Podcast: The Impact of AI, Cybersecurity, and Sustainability on Industrial Asset Management
Inderpreet Shoker is the director of research as ARC Advisory Group. As a member of the asset performance management team, Inderpreet leads research initiatives related to APM, asset integrity management, plant asset management, and asset reliability. She has authored and co-authored several Worldwide Market Research reports, as well as researching augmented reality and other extended reality technologies. Inderpreet met up with Anna Townsend, managing editor of Plant Services, at the 2024 ARC Industry Forum in Orlando, Florida, to talk about the changing landscape of asset management and what you can do to get and stay ahead of these disruptions.
Below is the transcript of the podcast:
PS: So the theme for this year's conference is Accelerate Transformation in the Age of AI, Cybersecurity and Sustainability. I’d like to break that down a little bit in terms of what each of those means for asset management and plant maintenance. That's our core readership. So how would you describe the maturity level of AI technologies for asset management? How many companies are ready for them, and can you make an overall assessment for how the industry is doing as a whole?
IS: Absolutely, I think and not only at this forum, I think, in general, we are seeing that to be the theme, AI, sustainability, cybersecurity, to be the theme in industrial manufacturing. And I would say in the last few years as well, that theme continues to go on itself and improve. And the reason is, 10 years ago, if any end user wanted to adopt artificial intelligence, it was hard to do that because you would basically have to be starting from scratch. You would work with an AI company, and then, you would need to hire a bunch of data scientists and build your application from scratch.

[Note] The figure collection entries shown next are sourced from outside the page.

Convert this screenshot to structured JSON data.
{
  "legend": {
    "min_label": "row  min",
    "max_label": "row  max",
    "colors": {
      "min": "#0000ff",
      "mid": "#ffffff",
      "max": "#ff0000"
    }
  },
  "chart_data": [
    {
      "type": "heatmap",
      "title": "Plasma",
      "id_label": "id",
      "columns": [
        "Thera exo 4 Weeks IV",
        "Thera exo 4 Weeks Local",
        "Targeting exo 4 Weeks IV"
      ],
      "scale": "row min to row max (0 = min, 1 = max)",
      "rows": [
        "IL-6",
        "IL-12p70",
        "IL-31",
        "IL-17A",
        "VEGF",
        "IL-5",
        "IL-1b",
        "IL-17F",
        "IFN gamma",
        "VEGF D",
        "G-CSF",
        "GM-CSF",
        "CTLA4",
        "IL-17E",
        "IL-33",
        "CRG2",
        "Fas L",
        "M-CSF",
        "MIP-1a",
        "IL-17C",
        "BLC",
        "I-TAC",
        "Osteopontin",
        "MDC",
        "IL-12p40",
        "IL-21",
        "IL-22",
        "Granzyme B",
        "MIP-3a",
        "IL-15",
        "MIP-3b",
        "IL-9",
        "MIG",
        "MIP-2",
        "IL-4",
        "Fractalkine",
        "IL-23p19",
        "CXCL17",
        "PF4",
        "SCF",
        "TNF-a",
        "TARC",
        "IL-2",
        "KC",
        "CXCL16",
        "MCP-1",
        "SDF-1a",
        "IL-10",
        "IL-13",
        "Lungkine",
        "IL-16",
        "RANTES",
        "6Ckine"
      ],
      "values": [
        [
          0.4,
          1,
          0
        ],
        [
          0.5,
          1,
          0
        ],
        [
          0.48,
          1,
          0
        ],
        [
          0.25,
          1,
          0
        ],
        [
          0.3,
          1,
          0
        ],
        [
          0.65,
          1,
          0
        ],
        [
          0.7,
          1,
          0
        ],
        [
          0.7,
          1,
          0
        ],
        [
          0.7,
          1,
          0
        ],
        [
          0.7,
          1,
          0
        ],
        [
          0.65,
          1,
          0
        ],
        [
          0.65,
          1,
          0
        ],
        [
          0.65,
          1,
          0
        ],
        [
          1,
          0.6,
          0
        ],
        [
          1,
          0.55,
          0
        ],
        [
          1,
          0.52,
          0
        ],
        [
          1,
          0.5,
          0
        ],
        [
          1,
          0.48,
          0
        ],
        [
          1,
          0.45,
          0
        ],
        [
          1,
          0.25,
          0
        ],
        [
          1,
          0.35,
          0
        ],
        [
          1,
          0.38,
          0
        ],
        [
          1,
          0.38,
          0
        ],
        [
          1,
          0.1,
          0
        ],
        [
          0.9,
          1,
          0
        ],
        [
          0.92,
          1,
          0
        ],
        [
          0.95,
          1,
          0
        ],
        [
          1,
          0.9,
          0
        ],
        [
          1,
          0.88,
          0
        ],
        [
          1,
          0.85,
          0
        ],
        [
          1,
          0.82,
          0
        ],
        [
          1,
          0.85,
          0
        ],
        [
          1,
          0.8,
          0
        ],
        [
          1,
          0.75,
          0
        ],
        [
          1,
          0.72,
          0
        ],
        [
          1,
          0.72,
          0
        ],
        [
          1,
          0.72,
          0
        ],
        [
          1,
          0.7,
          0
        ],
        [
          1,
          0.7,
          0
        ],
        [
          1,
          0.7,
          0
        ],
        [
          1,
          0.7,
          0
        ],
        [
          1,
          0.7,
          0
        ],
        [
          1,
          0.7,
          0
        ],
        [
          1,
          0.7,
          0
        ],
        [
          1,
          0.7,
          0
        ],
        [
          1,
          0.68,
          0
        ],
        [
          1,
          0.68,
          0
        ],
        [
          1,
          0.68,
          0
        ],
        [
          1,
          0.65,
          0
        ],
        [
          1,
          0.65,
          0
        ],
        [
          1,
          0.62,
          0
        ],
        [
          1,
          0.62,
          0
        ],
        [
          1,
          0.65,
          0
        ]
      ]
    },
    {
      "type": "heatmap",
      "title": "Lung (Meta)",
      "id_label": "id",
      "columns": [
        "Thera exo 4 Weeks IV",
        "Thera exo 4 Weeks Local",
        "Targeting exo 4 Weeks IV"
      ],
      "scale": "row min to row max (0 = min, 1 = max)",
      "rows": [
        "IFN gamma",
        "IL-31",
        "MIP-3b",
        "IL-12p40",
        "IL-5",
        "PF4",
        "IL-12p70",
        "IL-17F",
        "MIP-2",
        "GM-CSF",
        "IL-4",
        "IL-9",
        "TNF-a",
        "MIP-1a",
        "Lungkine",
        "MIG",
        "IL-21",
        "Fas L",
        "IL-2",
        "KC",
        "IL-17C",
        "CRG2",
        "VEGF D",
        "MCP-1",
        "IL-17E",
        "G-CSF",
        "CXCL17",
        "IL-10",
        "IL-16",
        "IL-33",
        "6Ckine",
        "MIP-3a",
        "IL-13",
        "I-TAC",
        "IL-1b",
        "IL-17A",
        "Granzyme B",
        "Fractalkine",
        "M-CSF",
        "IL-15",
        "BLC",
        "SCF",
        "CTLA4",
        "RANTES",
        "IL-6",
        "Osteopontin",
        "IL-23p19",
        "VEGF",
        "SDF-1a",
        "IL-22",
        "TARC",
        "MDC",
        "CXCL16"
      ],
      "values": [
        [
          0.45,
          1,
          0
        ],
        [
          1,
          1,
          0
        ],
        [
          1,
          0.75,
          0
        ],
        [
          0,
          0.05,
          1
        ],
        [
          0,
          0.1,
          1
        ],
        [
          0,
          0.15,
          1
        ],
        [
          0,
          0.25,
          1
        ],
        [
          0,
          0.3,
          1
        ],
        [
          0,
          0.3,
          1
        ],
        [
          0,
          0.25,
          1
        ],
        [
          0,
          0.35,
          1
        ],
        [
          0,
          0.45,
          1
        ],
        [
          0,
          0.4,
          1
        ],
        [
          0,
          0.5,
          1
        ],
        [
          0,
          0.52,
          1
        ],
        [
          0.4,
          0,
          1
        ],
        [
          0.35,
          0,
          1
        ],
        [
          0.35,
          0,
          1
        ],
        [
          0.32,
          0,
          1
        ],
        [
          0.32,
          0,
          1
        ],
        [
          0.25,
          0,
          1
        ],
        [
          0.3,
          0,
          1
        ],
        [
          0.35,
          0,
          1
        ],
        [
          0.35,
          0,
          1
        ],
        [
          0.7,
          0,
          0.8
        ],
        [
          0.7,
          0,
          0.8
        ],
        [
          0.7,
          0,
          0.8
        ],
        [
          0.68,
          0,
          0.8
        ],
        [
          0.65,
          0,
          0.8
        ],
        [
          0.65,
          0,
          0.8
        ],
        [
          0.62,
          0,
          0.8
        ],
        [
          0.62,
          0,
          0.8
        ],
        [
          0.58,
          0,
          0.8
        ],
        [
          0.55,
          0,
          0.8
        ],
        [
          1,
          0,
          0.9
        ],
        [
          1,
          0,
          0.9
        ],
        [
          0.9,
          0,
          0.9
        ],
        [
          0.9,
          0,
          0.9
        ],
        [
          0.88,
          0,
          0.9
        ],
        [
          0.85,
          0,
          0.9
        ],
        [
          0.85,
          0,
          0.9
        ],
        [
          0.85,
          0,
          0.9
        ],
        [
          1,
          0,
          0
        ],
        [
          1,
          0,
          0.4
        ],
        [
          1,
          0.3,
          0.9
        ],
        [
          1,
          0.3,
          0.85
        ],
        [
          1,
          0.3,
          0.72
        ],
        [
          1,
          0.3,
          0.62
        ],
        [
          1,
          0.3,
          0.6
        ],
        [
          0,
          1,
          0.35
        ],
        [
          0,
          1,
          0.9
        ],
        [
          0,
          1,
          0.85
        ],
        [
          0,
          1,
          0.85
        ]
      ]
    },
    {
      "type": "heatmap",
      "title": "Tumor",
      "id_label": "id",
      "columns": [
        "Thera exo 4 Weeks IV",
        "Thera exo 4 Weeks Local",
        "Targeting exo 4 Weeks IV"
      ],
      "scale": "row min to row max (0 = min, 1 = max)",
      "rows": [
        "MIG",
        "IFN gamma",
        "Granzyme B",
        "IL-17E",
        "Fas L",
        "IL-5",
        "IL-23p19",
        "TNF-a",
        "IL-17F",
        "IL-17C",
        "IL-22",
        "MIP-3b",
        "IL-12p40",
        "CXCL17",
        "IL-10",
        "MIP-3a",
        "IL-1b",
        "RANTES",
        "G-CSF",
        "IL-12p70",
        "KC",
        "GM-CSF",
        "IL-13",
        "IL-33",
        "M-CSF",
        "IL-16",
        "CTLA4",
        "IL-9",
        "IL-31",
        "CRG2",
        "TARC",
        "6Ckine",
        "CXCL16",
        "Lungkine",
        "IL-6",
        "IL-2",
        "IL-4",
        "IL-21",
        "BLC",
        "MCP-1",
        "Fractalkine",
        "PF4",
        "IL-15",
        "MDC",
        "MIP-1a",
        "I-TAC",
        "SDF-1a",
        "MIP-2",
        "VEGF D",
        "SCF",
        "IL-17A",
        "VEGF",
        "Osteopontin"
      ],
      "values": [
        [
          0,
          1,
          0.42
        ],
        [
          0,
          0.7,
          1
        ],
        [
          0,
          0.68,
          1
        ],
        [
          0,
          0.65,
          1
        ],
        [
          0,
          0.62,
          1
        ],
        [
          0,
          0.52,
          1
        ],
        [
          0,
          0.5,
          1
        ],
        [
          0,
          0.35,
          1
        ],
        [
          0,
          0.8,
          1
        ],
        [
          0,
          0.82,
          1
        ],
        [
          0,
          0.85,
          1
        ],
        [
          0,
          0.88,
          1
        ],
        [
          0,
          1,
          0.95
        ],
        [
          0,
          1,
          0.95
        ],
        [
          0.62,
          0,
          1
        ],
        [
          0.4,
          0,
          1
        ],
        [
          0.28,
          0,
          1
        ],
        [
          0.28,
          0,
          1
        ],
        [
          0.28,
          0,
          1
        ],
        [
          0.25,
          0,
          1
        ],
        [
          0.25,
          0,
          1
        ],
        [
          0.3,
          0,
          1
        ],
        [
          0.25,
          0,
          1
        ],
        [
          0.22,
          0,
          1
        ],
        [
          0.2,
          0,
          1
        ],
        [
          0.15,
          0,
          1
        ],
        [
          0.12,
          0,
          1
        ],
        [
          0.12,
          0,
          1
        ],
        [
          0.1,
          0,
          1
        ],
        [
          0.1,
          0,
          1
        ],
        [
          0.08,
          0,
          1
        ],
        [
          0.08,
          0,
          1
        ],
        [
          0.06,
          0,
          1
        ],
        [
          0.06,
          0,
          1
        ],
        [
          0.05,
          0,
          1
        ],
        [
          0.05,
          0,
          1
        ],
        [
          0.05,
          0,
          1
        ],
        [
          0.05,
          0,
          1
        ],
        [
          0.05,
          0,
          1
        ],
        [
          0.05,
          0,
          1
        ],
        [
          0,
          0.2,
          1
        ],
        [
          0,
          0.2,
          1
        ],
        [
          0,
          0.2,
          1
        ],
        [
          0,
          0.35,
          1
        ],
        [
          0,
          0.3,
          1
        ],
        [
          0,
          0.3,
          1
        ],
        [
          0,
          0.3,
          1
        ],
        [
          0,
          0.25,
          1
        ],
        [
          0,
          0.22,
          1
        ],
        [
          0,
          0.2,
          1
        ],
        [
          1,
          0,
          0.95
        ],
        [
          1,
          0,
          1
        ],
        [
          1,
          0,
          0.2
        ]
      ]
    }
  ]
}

I think what has changed in the past few years is that a lot of industrial software providers, they are adding AI capability to their solutions. So what this has done, this has made the adoption really easy for end users, because now they don't have to do anything. That's the industrial software provider that is working to incorporate AI into their existing solutions. And this increases the value proposition of their software solution and simplifies things for end user. I would give an example of field service management solution. FSM software has been around for many years. And if an end user have a lot of equipment, or like a lot of assets spread throughout a geographic location, they would use field service management software to tackle the work orders, assignments, dispatch, and all those things, and it helps them. Over the years, we have seen that FSM providers, now they are incorporating AI into their solutions, so they are including features like route optimization, skills matching, and all these features are now available to end users. So it simplifies adoption for them. For suppliers, it adds value to their solutions. It's like a win-win situation and for both of them. So I think that has really changed how end users look at AI. And that has really helped pick up the adoption of AI for end users in various different industries as well.
PS: Yeah, we heard a lot yesterday in the opening session about the next steps for AI, particularly generative AI and how that's going to reshape industrial automation. But a lot of that still feels so way off in the future. So it's nice to hear those case studies of what people are actually able to do right now.
But I do want to dive a little bit into the future and the ways that we hope AI will shape us in the future. I do want to cut through a little bit of the hype around artificial intelligence. It's one of those buzzwords you hear everywhere you go, but really using algorithms and data analysis to improve operations or for predictive maintenance, is not new. Operators have been doing that for a long time. We talk about the keys to AI next’s transformation is really using machine learning generative AI applications. So a lot of people that I've talked with about this even before I came describe that transformation as being our copilot. I think we even heard that that term used yesterday. So how does that translate to industrial equipment and asset management? And where do you see AI making the biggest impact in the future?
IS: Absolutely. Anna, what you're hearing is absolutely what I am hearing, as well as what I'm seeing as well. AI was a buzzword. I absolutely agree, but slowly because we have started to see a lot of use cases that take it to the next level. And it's not just a buzzword anymore. And I think in the industry, one of the biggest challenge we have is skills gap. A lot of boomers are retiring, and as they're retiring, they're taking all their knowledge away from the industry. And we need to fill that skills gap, and technology and tools are helping us bridge that skills gap.
We have tried to capture the data from various different devices for a very long time, and that is going on well, but that only solves a part of the problem. You are capturing the data but how do we retrieve that data? How do we access that data? That still remains a problem. And I think this is the area where generative AI, or you can say copilot or AI-enhanced assistance, which really helps. Because when a field worker is out there, although they have a lot of data available, how do they access that right data at the right amount of time? I think that's where GenAI is going to really help push and solve the skills gap problem from both ends.